While I found The Amazing Mrs. Holliday to be quite enjoyable (despite the film's uneven tone), Durbin herself didn't like the film at all. In the late 1980s, Durbin told film historian and teacher William Everson that of all the films she had made, she felt that about six of them should be forgotten and that Holliday should get the Booby Prize. Later Durbin's attitude towards the film somewhat softenedas can be seen in the following letter to Everson written in April 1990 ("On second thought, you're right... "Holliday" does not deserve the Booby Prize, but as I was so enthousiastic and raring to go, the disappointment of a bad film hurt all the more and perhaps made me unfair"). Apart from Holliday, in her letter Durbin also talks about It Started with Eve in which she had co-starred with Charles Laughton. 


April 1990

Dear Mr. Everson,

You are very kind to continue being so interested in "Holliday" and to let me know that it went well at the New School. After all even if a film I made was not good, it represents a great deal of hard work and I can't help having certain fond memories and thoughts about it.

You are correct in saying it was a comedown from "Eve" but the sought after new Durbin image was not meant just to show me grown up but to have a story which featured me in special and different circumstances, directed by someone exceptional, instead of which I think you'll admit, as did most people, "Eve" was handed to Charles Laughton.

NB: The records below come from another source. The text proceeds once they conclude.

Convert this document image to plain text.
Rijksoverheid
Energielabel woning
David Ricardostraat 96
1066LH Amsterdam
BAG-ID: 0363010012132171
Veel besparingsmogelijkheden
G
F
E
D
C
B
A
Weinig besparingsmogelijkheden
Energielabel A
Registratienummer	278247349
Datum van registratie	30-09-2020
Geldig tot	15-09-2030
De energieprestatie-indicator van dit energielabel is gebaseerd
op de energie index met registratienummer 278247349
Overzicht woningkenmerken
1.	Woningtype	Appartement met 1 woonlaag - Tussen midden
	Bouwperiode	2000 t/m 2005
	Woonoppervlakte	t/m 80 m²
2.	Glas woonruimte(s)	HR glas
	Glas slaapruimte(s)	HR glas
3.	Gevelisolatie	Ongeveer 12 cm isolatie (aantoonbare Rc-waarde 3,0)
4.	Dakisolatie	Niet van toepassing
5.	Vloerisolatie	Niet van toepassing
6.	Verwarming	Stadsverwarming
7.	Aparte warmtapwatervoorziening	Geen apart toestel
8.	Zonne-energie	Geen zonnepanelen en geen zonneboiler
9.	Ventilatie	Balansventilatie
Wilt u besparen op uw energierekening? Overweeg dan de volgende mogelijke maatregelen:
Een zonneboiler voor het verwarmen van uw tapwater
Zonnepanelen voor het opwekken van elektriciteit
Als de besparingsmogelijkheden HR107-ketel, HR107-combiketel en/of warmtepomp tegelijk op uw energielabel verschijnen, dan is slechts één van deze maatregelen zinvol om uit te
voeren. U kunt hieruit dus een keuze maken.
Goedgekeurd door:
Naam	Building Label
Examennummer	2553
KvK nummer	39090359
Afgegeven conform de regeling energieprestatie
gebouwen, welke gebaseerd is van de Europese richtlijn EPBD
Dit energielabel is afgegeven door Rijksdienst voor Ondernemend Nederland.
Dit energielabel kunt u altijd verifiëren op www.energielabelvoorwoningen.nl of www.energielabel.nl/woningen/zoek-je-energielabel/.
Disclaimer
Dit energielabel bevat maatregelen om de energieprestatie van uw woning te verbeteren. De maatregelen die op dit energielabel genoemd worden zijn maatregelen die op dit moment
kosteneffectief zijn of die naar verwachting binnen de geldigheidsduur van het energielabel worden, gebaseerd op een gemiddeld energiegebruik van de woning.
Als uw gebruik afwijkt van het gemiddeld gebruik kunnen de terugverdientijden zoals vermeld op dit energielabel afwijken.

He was marvellous in the picture and the fact that we remained very close friends even though we were both aware of "Eve" being a Laughton not a Durbin film, shows how fond we were of each other.

AS YOU KNOW? I went on a six month suspension at that time and came back to what I thought would be a picture written by Bruce Manning and directed by Jean Renoir! I have already described what took place with that, but perhaps forgot also to mention that we were on the shooting stage for about six months with numerous script changes every day!

A couple of remarks about the programme:
Koster had not left for M.G.M. while I was making "Holliday" but was shooting a film with Diana Barrymore at Universal.

Manning was responsible for many of the excellent Pasternak scripts before Joe left for M.G.M.

On second thought, you're right ..."Holliday" does not deserve the Booby Prize but as I was so enthousiastic and raring to go, the disappointment of a bad film hurt all the more and perhaps made me unfair.

These may all sound like petty details but when trying to change an "image" such things are important and it shows how complicated and sometimes tortuous those sparkling careers can be.

Forgive me for bending your ear like this but it is so pleasant to have an interested, understanding and listening ear to bend!